Dense Optical Flow

Dense optical flow algorithms compute motion for each point

calcOpticalFlowSF

Calculate an optical flow using “SimpleFlow” algorithm.

C++: void calcOpticalFlowSF(InputArray from, InputArray to, OutputArray flow, int layers, int averaging_block_size, int max_flow)
C++: calcOpticalFlowSF(InputArray from, InputArray to, OutputArray flow, int layers, int averaging_block_size, int max_flow, double sigma_dist, double sigma_color, int postprocess_window, double sigma_dist_fix, double sigma_color_fix, double occ_thr, int upscale_averaging_radius, double upscale_sigma_dist, double upscale_sigma_color, double speed_up_thr)
Parameters:
  • prev – First 8-bit 3-channel image.
  • next – Second 8-bit 3-channel image of the same size as prev
  • flow – computed flow image that has the same size as prev and type CV_32FC2
  • layers – Number of layers
  • averaging_block_size – Size of block through which we sum up when calculate cost function for pixel
  • max_flow – maximal flow that we search at each level
  • sigma_dist – vector smooth spatial sigma parameter
  • sigma_color – vector smooth color sigma parameter
  • postprocess_window – window size for postprocess cross bilateral filter
  • sigma_dist_fix – spatial sigma for postprocess cross bilateralf filter
  • sigma_color_fix – color sigma for postprocess cross bilateral filter
  • occ_thr – threshold for detecting occlusions
  • upscale_averaging_radius – window size for bilateral upscale operation
  • upscale_sigma_dist – spatial sigma for bilateral upscale operation
  • upscale_sigma_color – color sigma for bilateral upscale operation
  • speed_up_thr – threshold to detect point with irregular flow - where flow should be recalculated after upscale

See [Tao2012]. And site of project - http://graphics.berkeley.edu/papers/Tao-SAN-2012-05/.

Note

  • An example using the simpleFlow algorithm can be found at samples/simpleflow_demo.cpp

optflow::OpticalFlowDeepFlow

DeepFlow optical flow algorithm implementation.

class optflow::OpticalFlowDeepFlow : public DenseOpticalFlow

The class implements the DeepFlow optical flow algorithm described in [Weinzaepfel2013] . See also http://lear.inrialpes.fr/src/deepmatching/ .

Parameters - class fields - that may be modified after creating a class instance:

float alpha

Smoothness assumption weight

float delta

Color constancy assumption weight

float gamma

Gradient constancy weight

float sigma

Gaussian smoothing parameter

int minSize

Minimal dimension of an image in the pyramid (next, smaller images in the pyramid are generated until one of the dimensions reaches this size)

float downscaleFactor

Scaling factor in the image pyramid (must be < 1)

int fixedPointIterations

How many iterations on each level of the pyramid

int sorIterations

Iterations of Succesive Over-Relaxation (solver)

float omega

Relaxation factor in SOR

optflow::createOptFlow_DeepFlow

Create an OpticalFlowDeepFlow instance

C++: Ptr<DenseOpticalFlow> optflow::createOptFlow_DeepFlow()

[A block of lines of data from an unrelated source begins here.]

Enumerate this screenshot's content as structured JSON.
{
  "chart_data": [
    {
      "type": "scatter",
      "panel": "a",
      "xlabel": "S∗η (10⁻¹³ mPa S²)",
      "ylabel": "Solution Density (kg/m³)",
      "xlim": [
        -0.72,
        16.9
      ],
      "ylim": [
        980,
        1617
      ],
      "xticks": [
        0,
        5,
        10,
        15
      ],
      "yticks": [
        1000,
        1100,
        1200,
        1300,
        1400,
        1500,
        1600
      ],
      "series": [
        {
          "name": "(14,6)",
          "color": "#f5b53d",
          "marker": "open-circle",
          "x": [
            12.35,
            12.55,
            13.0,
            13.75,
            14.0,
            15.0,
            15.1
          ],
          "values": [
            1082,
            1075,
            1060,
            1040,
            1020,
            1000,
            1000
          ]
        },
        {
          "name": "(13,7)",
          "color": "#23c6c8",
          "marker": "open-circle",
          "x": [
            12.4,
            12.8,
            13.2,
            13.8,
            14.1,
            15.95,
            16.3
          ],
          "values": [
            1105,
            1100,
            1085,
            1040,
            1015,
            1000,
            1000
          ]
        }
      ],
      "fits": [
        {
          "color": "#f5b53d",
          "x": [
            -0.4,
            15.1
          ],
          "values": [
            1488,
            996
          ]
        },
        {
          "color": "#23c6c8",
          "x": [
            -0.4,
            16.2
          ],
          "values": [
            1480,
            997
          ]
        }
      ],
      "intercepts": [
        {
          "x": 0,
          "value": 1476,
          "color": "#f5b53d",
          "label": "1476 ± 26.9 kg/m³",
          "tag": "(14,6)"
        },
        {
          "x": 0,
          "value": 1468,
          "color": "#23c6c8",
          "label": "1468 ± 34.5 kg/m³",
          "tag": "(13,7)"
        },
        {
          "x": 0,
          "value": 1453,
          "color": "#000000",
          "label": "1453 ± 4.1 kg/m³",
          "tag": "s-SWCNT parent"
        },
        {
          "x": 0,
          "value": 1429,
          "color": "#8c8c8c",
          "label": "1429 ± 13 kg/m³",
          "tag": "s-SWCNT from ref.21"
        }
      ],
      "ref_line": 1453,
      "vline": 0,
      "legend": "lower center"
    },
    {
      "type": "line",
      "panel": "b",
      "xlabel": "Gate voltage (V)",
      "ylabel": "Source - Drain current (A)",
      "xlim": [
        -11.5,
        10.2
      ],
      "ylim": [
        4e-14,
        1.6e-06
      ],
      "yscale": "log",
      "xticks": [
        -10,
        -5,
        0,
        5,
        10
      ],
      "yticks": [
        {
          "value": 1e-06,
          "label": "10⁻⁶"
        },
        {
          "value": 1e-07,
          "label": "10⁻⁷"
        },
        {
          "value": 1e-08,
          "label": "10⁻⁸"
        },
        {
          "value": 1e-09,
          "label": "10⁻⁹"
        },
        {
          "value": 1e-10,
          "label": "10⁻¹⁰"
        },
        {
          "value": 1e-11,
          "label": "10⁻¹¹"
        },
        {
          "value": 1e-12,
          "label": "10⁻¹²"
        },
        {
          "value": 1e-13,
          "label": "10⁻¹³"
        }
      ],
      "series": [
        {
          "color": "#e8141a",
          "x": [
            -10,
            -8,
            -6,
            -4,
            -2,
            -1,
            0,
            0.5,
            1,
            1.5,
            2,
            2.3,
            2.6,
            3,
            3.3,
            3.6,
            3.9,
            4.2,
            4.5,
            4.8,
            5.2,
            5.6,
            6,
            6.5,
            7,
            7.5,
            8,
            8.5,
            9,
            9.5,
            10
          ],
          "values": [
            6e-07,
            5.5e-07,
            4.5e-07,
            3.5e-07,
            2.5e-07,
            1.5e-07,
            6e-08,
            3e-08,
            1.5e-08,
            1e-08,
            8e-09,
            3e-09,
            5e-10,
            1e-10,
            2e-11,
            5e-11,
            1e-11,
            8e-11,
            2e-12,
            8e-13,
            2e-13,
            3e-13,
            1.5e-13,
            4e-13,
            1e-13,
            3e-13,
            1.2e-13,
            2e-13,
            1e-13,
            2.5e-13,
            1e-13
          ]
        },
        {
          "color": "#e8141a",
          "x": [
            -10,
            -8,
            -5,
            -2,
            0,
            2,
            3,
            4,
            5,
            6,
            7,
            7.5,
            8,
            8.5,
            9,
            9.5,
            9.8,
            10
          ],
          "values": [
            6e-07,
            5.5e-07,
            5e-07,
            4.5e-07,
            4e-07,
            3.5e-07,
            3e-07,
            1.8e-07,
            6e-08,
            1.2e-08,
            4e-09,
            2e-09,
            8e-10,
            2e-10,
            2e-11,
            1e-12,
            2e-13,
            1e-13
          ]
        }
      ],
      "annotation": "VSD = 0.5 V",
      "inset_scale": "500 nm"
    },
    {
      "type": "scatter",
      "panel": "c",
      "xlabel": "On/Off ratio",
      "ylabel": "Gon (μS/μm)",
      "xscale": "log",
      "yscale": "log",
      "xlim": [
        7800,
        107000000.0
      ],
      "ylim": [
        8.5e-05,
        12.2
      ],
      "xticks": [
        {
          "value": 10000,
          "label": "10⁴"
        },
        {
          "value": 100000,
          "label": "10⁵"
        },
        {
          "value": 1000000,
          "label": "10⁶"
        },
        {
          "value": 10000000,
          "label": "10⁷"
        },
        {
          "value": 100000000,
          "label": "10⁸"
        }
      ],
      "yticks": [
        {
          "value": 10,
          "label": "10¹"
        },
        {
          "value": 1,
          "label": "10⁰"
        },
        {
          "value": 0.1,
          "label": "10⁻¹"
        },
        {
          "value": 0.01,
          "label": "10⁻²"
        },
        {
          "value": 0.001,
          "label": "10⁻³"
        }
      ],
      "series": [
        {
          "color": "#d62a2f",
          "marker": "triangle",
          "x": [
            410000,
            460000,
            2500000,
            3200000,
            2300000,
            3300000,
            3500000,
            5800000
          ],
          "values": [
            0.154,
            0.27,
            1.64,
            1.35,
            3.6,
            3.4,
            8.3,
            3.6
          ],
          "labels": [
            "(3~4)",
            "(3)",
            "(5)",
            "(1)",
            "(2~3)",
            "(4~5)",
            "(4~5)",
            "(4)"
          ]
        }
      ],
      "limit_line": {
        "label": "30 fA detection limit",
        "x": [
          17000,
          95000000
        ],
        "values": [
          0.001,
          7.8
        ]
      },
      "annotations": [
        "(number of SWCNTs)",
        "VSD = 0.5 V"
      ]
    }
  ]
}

Returns a pointer to a DenseOpticalFlow instance - see DenseOpticalFlow::calc()

[Tao2012]Michael Tao, Jiamin Bai, Pushmeet Kohli and Sylvain Paris. SimpleFlow: A Non-iterative, Sublinear Optical Flow Algorithm. Computer Graphics Forum (Eurographics 2012)
[Weinzaepfel2013]
  1. Weinzaepfel, J. Revaud, Z. Harchaoui, and C. Schmid, “DeepFlow: Large Displacement Optical Flow with Deep Matching,” 2013 IEEE Int. Conf. Comput. Vis., pp. 1385–1392, Dec. 2013.